Health systems transitioning to value-based payment models have to make sense of the reams of clinical and financial data they collect each day.
It's a large and complex data set—but also a highly valuable one. Buried within it are the answers to a multitude of questions that vex doctors and administrators: How can we shorten length of stay after colon surgery? Why are we seeing so many insurance denials? What is a cardiac patient's risk of having another heart attack?
Ayasdi, a technology company based in Menlo Park, Calif., relies on machine learning and machine intelligence to tackle vast, multidimensional data warehouses. Its technology can find patterns in unorganized data sets that less-sophisticated algorithms are likely to miss.
“It's really the complexity where we rise to the top,” said Dr. Francis Campion, the company's chief medical officer. “It's the breadth and depth and detail that is the exciting frontier for these health systems.”
Ayasdi's platform is the first commercial application of a mathematical technique known as topological data analysis, or TDA, which was developed by mathematicians at Stanford University. The company grew out of research conducted by Gunnar Carlsson, a Stanford math professor, and his then-graduate student, Gurjeet Singh, to apply TDA principles to real-world problems.
Carlsson's work won $10 million in grants from the National Science Foundation and the Defense Advanced Research Projects Agency. Then in 2008, Singh and Carlsson created Ayasdi, and they are now its CEO and president, respectively.
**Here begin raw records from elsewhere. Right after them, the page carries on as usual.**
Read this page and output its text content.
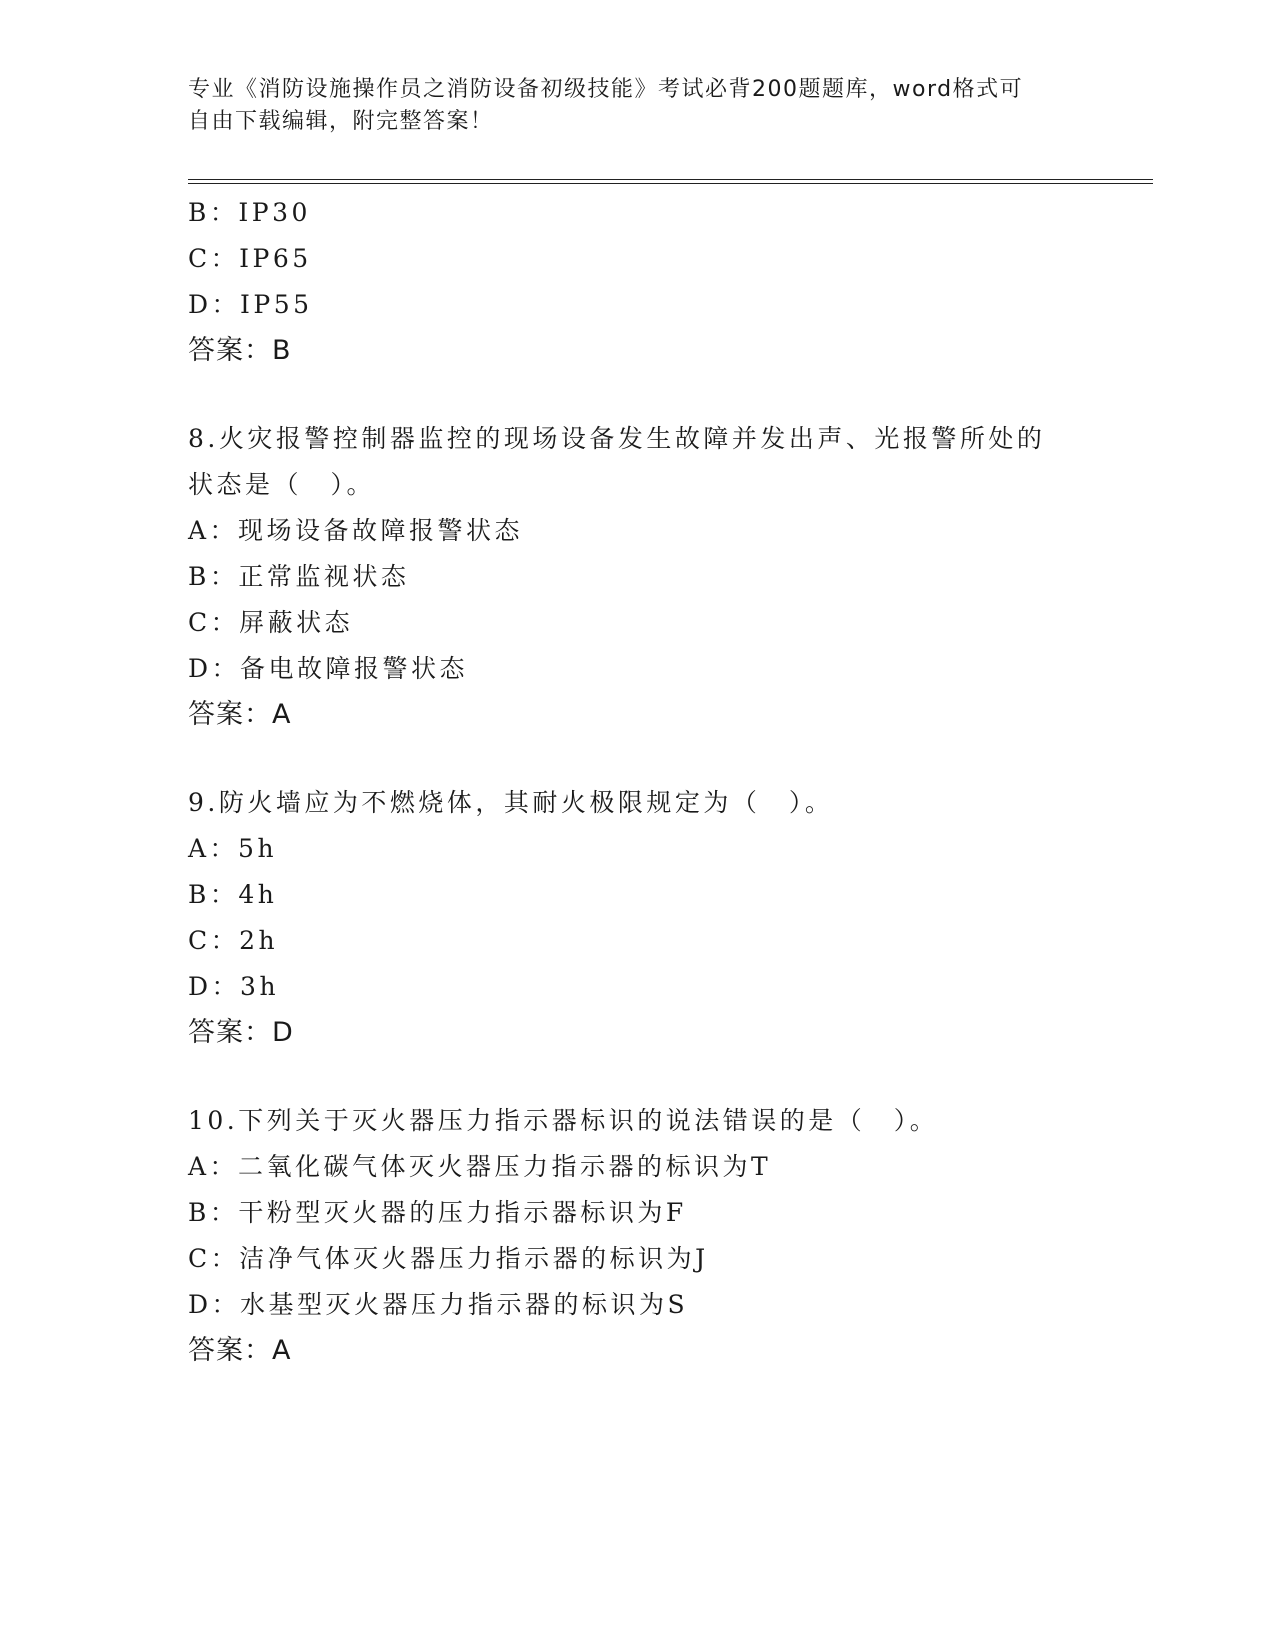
专业《消防设施操作员之消防设备初级技能》考试必背200题题库，word格式可
自由下载编辑，附完整答案！
B：IP30
C：IP65
D：IP55
答案：B
8.火灾报警控制器监控的现场设备发生故障并发出声、光报警所处的
状态是（　）。
A：现场设备故障报警状态
B：正常监视状态
C：屏蔽状态
D：备电故障报警状态
答案：A
9.防火墙应为不燃烧体，其耐火极限规定为（　）。
A：5h
B：4h
C：2h
D：3h
答案：D
10.下列关于灭火器压力指示器标识的说法错误的是（　）。
A：二氧化碳气体灭火器压力指示器的标识为T
B：干粉型灭火器的压力指示器标识为F
C：洁净气体灭火器压力指示器的标识为J
D：水基型灭火器压力指示器的标识为S
答案：A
Its healthcare platforms, launched in 2014, include Ayasdi Care, which mines electronic health record and claims data, and Ayasdi Cure, which is used by pharmaceutical and biotech companies to identify biomarkers and drug targets. The company also works with health insurers and financial services firms.
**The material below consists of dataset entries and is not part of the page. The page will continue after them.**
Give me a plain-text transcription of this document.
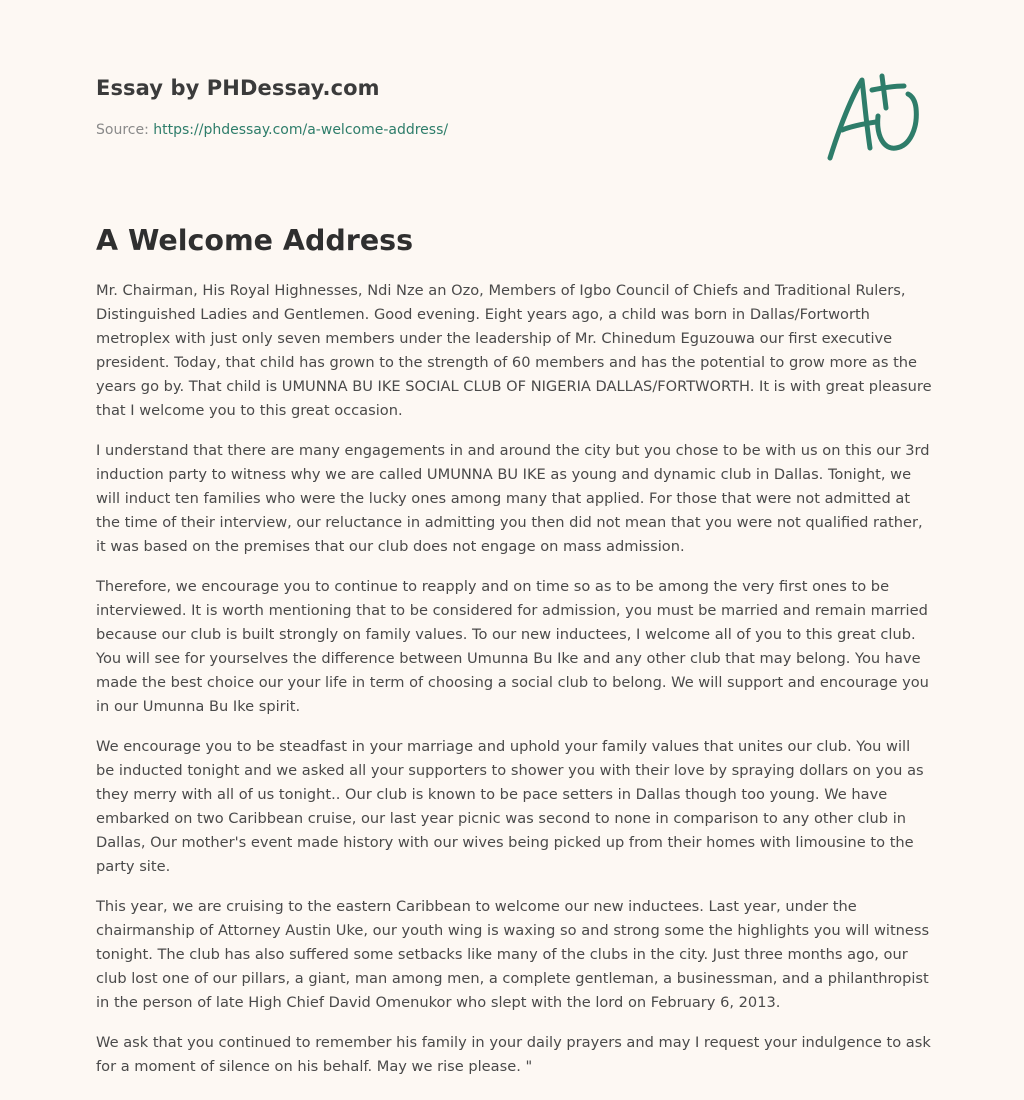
Essay by PHDessay.com
Source: https://phdessay.com/a-welcome-address/
A Welcome Address

Mr. Chairman, His Royal Highnesses, Ndi Nze an Ozo, Members of Igbo Council of Chiefs and Traditional Rulers, Distinguished Ladies and Gentlemen. Good evening. Eight years ago, a child was born in Dallas/Fortworth metroplex with just only seven members under the leadership of Mr. Chinedum Eguzouwa our first executive president. Today, that child has grown to the strength of 60 members and has the potential to grow more as the years go by. That child is UMUNNA BU IKE SOCIAL CLUB OF NIGERIA DALLAS/FORTWORTH. It is with great pleasure that I welcome you to this great occasion.

I understand that there are many engagements in and around the city but you chose to be with us on this our 3rd induction party to witness why we are called UMUNNA BU IKE as young and dynamic club in Dallas. Tonight, we will induct ten families who were the lucky ones among many that applied. For those that were not admitted at the time of their interview, our reluctance in admitting you then did not mean that you were not qualified rather, it was based on the premises that our club does not engage on mass admission.

Therefore, we encourage you to continue to reapply and on time so as to be among the very first ones to be interviewed. It is worth mentioning that to be considered for admission, you must be married and remain married because our club is built strongly on family values. To our new inductees, I welcome all of you to this great club. You will see for yourselves the difference between Umunna Bu Ike and any other club that may belong. You have made the best choice our your life in term of choosing a social club to belong. We will support and encourage you in our Umunna Bu Ike spirit.

We encourage you to be steadfast in your marriage and uphold your family values that unites our club. You will be inducted tonight and we asked all your supporters to shower you with their love by spraying dollars on you as they merry with all of us tonight.. Our club is known to be pace setters in Dallas though too young. We have embarked on two Caribbean cruise, our last year picnic was second to none in comparison to any other club in Dallas, Our mother's event made history with our wives being picked up from their homes with limousine to the party site.

This year, we are cruising to the eastern Caribbean to welcome our new inductees. Last year, under the chairmanship of Attorney Austin Uke, our youth wing is waxing so and strong some the highlights you will witness tonight. The club has also suffered some setbacks like many of the clubs in the city. Just three months ago, our club lost one of our pillars, a giant, man among men, a complete gentleman, a businessman, and a philanthropist in the person of late High Chief David Omenukor who slept with the lord on February 6, 2013.

We ask that you continued to remember his family in your daily prayers and may I request your indulgence to ask for a moment of silence on his behalf. May we rise please. "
“Where Ayasdi really shines is in this large, complex data,” said Daniel Druker, Ayasdi's chief marketing officer. “It finds patterns that other techniques miss. It lets you very quickly find where there are exceptions.”
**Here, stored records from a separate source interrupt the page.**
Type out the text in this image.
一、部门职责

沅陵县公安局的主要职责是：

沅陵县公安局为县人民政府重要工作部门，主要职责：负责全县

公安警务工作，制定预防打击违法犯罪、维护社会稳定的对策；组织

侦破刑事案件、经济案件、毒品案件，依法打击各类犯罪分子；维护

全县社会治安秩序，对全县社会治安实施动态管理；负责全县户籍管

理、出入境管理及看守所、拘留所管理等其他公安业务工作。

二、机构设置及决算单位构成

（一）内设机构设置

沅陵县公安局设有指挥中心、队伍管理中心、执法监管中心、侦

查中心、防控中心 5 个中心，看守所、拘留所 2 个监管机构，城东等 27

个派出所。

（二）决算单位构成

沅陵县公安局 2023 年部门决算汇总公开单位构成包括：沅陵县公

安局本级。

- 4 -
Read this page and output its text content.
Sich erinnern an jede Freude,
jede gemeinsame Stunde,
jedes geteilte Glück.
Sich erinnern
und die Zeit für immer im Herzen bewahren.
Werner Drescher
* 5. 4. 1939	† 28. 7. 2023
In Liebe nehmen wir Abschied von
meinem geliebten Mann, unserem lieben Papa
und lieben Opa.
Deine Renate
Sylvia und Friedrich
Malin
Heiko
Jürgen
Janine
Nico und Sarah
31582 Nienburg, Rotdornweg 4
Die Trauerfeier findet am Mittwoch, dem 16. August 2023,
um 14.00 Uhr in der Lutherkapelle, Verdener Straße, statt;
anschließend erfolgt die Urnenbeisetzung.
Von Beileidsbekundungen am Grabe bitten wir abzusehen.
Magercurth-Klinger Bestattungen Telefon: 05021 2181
Ayasdi is most often compared to IBM Watson, which also uses machine learning to find patterns in unstructured information. But Druker likened the Watson platform to a “large library in the sky,” while Ayasdi focuses on combing through an organization's own data. In that way, it can help figure out why Medicare might be denying infusions for a particular hospital's oncology patients, for example, or detect billing fraud.